Regulation and Productivity

Analysis of the data suggests that industries that are more regulated are also less productive. The one-third of industries that are least regulated show growth rates in output per hour and growth rates in output per worker that are 1.8 and 1.9 times, respectively, the growth rates for the one-third of industries that are most regulated.

While federal regulators often have good intentions—such as improving worker safety or protecting the environment—agencies frequently do an inadequate job measuring the adverse impact their proposed regulations could have on the economy.

This is particularly troubling in light of a new study published by the Mercatus Center at George Mason University, which finds that more rules can lower economic productivity in the regulated industry. Author Antony Davies quantifies the economic impact of federal regulations using data from the Bureau of Labor Statistics and regulatory information from the Mercatus Center’s RegData, a tool that uses text analysis to quantify the federal regulations targeting each industry in the United States. According to the data, less regulated industries outperform more heavily regulated industries in a variety of production efficiency measures. Therefore, policymakers should consider leaving markets to be regulated more by consumers through purchasing choices, particularly with market solutions and improved technology narrowing the information gaps between consumers and producers.

To read the complete study and learn more about its author, see “Regulation and Productivity.”


Less Regulated Industries Perform Better

The study analyzes the productivity of various industries between 1997 and 2010.

  • More lightly regulated industries outperformed more heavily regulated industries in 12 out of 14 years on output per person, and in 10 out of 14 years on output per hour.
  • From 1997 to 2010, the least regulated industries experienced 63 percent growth in output per person (see the chart below), 64 percent growth in output per hour, and a 4 percent decline in unit labor costs.
  • In contrast, during the same period, the most regulated industries experienced only 33 percent growth in output per person, 34 percent growth in output per hour, and a 20 percent increase in unit labor costs.
  • Regulations can have an immediate impact on economic performance.

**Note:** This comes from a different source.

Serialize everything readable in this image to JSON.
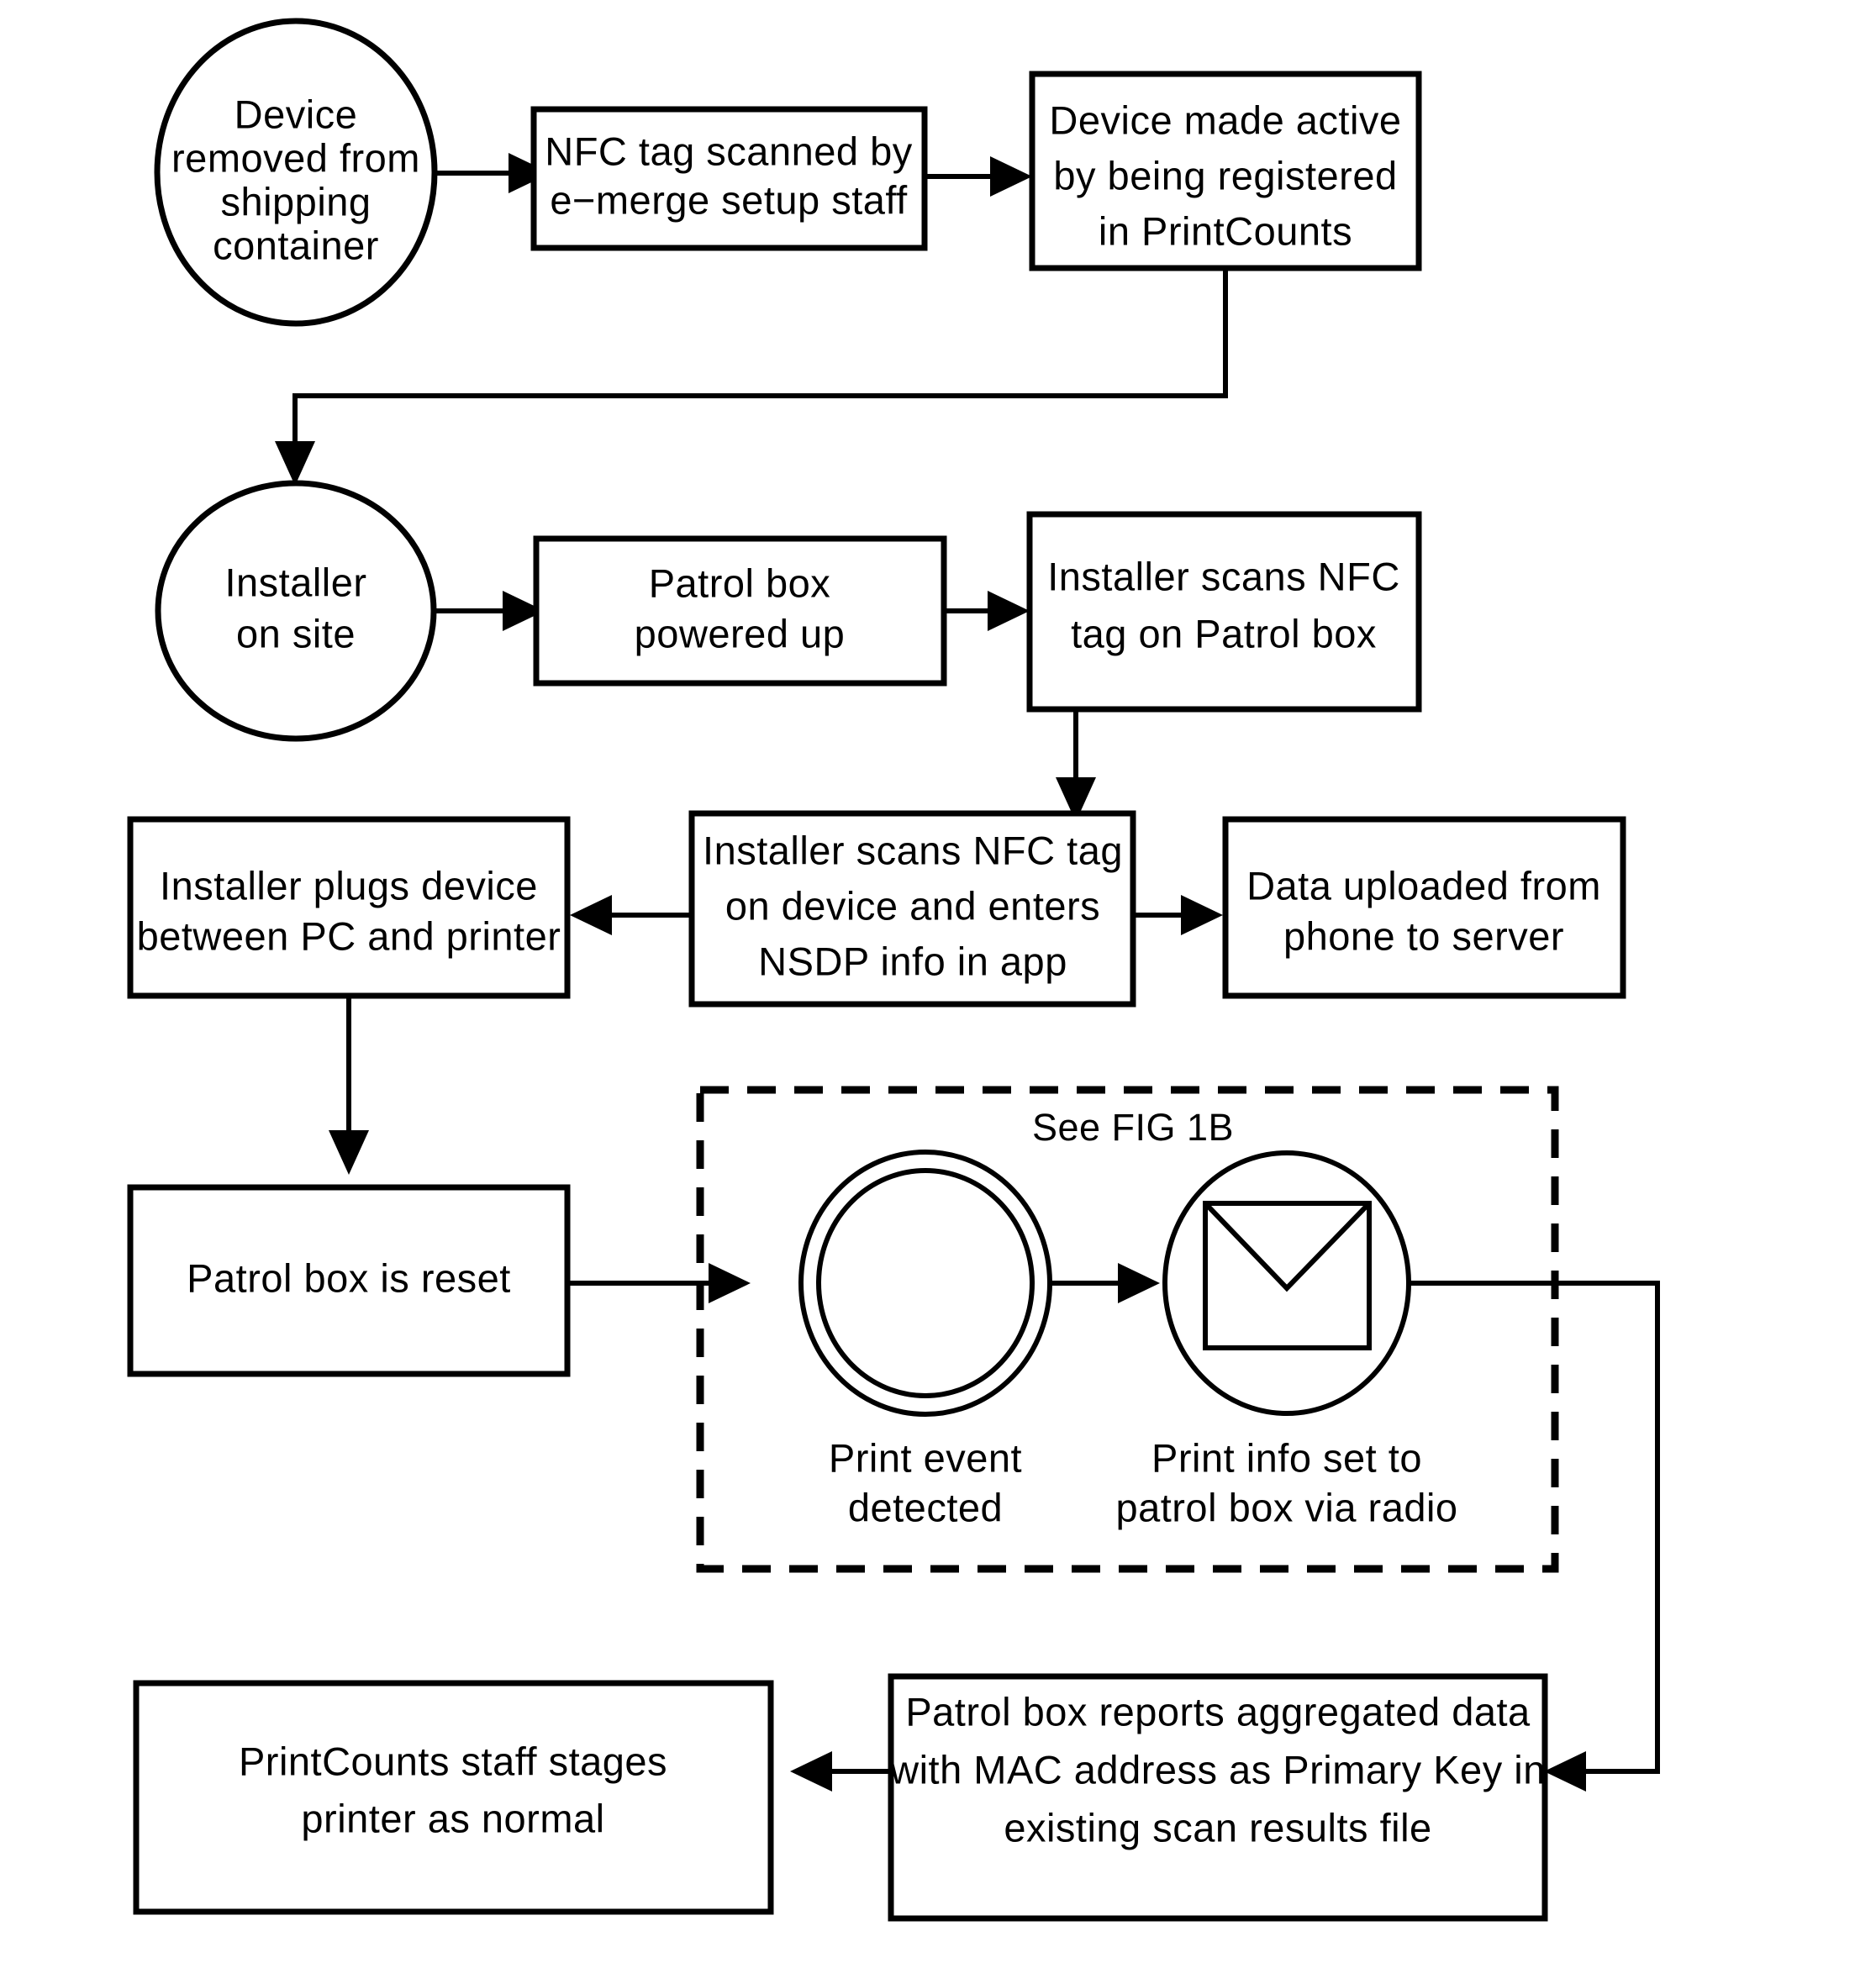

When controlling for differences in efficiencies, economic conditions, and investment costs, the data show that an increase in rules corresponds with a significant decline in efficiency the following year.

Agencies Should Let Consumers Regulate the Market

Some argue that government regulations can be beneficial when correcting for information asymmetries: the classic example is a used-car purchaser who lacks knowledge of the car’s maintenance history. But market players have recognized the value of providing consumers with more information.

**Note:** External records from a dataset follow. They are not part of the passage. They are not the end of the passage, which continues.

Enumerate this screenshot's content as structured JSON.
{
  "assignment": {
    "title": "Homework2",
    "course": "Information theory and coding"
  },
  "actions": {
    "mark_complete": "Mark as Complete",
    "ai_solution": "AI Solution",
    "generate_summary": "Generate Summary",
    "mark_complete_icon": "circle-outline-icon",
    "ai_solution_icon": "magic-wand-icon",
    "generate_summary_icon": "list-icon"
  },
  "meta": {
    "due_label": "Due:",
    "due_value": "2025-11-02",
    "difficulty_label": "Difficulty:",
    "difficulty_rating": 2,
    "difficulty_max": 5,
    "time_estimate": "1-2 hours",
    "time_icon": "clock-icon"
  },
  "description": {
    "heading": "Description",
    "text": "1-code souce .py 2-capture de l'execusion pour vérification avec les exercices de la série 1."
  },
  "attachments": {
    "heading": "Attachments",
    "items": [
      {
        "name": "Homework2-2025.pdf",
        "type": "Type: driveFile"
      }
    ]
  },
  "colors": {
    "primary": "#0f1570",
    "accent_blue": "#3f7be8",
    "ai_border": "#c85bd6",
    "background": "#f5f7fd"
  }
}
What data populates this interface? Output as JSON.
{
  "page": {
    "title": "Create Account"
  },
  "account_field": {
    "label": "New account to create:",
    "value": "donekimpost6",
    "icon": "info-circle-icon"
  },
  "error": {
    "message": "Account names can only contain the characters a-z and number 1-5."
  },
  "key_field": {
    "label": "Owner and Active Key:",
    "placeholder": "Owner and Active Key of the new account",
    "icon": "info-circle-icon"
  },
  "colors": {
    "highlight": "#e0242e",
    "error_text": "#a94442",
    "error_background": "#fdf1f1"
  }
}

  • Consumer Reports, CARFAX, Underwriters Laboratories, and eBay’s seller rating system are some of the methods available to consumers to help them make more informed choices.
  • Regulation by consumers is voluntary, and individuals can choose which firms to reward or punish based on whether those businesses meet their needs.
  • By contrast, government regulation encourages rent-seeking, as businesses and individuals pursue the adoption of rules that benefit them.


Empirical analysis suggests that more regulated industries are less productive. To the extent that government regulation decreases productivity, consumers end up paying higher prices and society expends more scarce resources than it would otherwise to meet consumer demand. Increased regulation also encourages rent-seeking by larger, more established firms lobbying agencies to establish rules that hinder future competition.